It should be noted that the literature search, screening and assessment were not conducted in accordance with Preferred Reporting Items for Systematic Reviews and Meta-Analysis (PRISMA) protocol [32]. As the search was performed by a single author, there may be bias for the assessment of relevance of articles for inclusion. The review was limited to English language papers with dominance of local hemostatic agents and several dressings.
Systemic hemostatic agents
Systemic hemostatic agents can be divided into blood products or synthetic materials. The former includes fresh frozen plasma (FFP), dried plasma, platelets and coagulation factor concentrates, while the latter includes synthetic platelets, polymers and composite materials (Table 1).
FFP
Systemically, early and aggressive hemostatic therapy has been shown to improve survival in combat casualties [57]. Blood products and coagulation factor concentrates are systemically used for hemostatic resuscitation in trauma [58]. FFP is the hemostatic agent used to restore lacking coagulation factors but is not ideal for use in far-forward combat environments and prehospital settings for logistics reasons e.g., requirements for freezers and thawing equipment. However, two recent randomized controlled trials have demonstrated the technical and logistical feasibility of prehospital use of FFP in severe trauma, although conflicting results on its efficacy have been reported [59, 60]. The study conducted in 501 trauma patients at risk for hemorrhagic shock during air medical transport showed a lower 30-day mortality rate in the FFP compared to the standard care group (23% vs. 33%; P = 0.03) [59]. In contrast, the study comparing FFP versus normal saline in 144 trauma patients with hemorrhagic shock during emergency ground transportation found no difference in mortality at 28 days between the two groups (15% vs. 10%; P = 0.37) [60]. The discrepancy might be due to different characteristics between the two trials (e.g., injury severity) [17].
Alternatively, lyophilized plasma [61] and fibrinogen concentrate [62] are promising systematic hemostatic agents for hemorrhage control on the battlefield given their long storage stability, easy carry-on and fast reconstitution.

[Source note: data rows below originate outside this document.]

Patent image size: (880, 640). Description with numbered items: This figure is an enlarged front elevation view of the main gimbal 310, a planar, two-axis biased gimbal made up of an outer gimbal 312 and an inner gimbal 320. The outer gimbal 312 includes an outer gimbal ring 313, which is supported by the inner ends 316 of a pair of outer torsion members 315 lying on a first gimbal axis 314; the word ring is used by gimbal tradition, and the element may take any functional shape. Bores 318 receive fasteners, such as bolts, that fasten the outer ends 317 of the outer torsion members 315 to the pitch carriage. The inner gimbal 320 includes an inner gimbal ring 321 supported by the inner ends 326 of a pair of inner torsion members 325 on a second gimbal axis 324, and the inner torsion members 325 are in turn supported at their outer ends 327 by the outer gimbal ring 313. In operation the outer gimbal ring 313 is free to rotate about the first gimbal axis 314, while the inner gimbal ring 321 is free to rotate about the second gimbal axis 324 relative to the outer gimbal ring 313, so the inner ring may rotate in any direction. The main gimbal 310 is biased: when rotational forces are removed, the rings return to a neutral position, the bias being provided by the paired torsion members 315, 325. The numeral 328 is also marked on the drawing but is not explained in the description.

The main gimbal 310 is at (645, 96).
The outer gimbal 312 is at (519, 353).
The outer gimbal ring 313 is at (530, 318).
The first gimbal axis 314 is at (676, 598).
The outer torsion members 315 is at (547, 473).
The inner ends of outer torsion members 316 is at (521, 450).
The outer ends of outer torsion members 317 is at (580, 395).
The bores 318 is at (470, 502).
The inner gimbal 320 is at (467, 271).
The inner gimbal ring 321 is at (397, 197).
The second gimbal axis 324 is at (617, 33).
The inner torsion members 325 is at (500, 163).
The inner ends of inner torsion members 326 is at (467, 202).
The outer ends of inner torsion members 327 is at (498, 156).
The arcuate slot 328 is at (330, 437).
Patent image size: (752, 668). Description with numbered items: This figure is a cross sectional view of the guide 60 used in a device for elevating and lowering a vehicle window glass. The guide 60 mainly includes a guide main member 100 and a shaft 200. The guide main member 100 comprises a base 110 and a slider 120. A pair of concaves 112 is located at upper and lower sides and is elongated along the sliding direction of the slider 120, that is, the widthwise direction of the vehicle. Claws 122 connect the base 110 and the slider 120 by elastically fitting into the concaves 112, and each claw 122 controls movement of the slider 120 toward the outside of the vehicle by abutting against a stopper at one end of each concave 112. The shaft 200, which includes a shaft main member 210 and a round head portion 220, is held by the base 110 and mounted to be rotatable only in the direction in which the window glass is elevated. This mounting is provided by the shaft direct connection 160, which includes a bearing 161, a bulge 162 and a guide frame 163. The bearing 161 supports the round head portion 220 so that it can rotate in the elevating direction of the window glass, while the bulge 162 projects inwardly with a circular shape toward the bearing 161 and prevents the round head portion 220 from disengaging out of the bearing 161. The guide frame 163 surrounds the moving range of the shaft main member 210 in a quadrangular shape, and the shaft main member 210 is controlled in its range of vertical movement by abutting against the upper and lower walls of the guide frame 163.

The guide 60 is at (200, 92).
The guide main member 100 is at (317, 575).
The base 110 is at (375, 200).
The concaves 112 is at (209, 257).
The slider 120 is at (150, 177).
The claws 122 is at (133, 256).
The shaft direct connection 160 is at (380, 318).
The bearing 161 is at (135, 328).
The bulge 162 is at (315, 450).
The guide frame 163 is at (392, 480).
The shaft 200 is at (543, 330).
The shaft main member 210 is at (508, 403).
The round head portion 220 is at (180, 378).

Although these agents have technical and logistic superiority over allogenic blood products (e.g., FFP, cryoprecipitate and whole blood), further studies are needed to determine the optimal hemostatic resuscitation strategy [33, 63].
Prothrombin complex concentrate (PCC)
It is not clear whether PCC can be effective as an adjunct in patients who require massive transfusion [34]. PCC is a plasma-derived factor concentrate containing coagulation factors II, VII, IX, X and anticoagulant proteins C and S. In addition to four-factor PCC, three-factor PCC, which does not include factor VII, is available [64]. The major advantages of PCC are the high concentration of factors in a small volume and the potential benefit of rapid access and timely treatment in either prehospital care or emergency admission [65]. Although retrospective and prospective studies of PCC (±FC) have demonstrated a decreased time to correction of trauma-induced coagulopathy and decreased red cell transfusion with no obvious effects on mortality or thromboembolic outcomes, more prospective, randomized, controlled trials need to be undertaken for its use as a first-line therapy for patients with trauma-related bleeding [66].
Dried plasma
Three different products of dried plasma are commercially available [37, 67]: French lyophilized plasma (FLYP) manufactured by the French Blood Bank from approximately 10 carefully screened and monitored donors; German lyophilized plasma (LyoPlas) manufactured by the German Red Cross from a single donor quarantined for at least 4 months and negatively tested for human immunodeficiency virus and hepatitis B and C virus; and Bioplasma freeze-dried plasma (FDP) produced by the National Bioproducts Institute of South Africa from hundreds of donors (up to 1500). In addition to the source of plasma, FLYP incorporates pathogen reduction using an amotosalen and ultraviolet light process, while the latter two use solvent-detergent technologies for pathogen reduction.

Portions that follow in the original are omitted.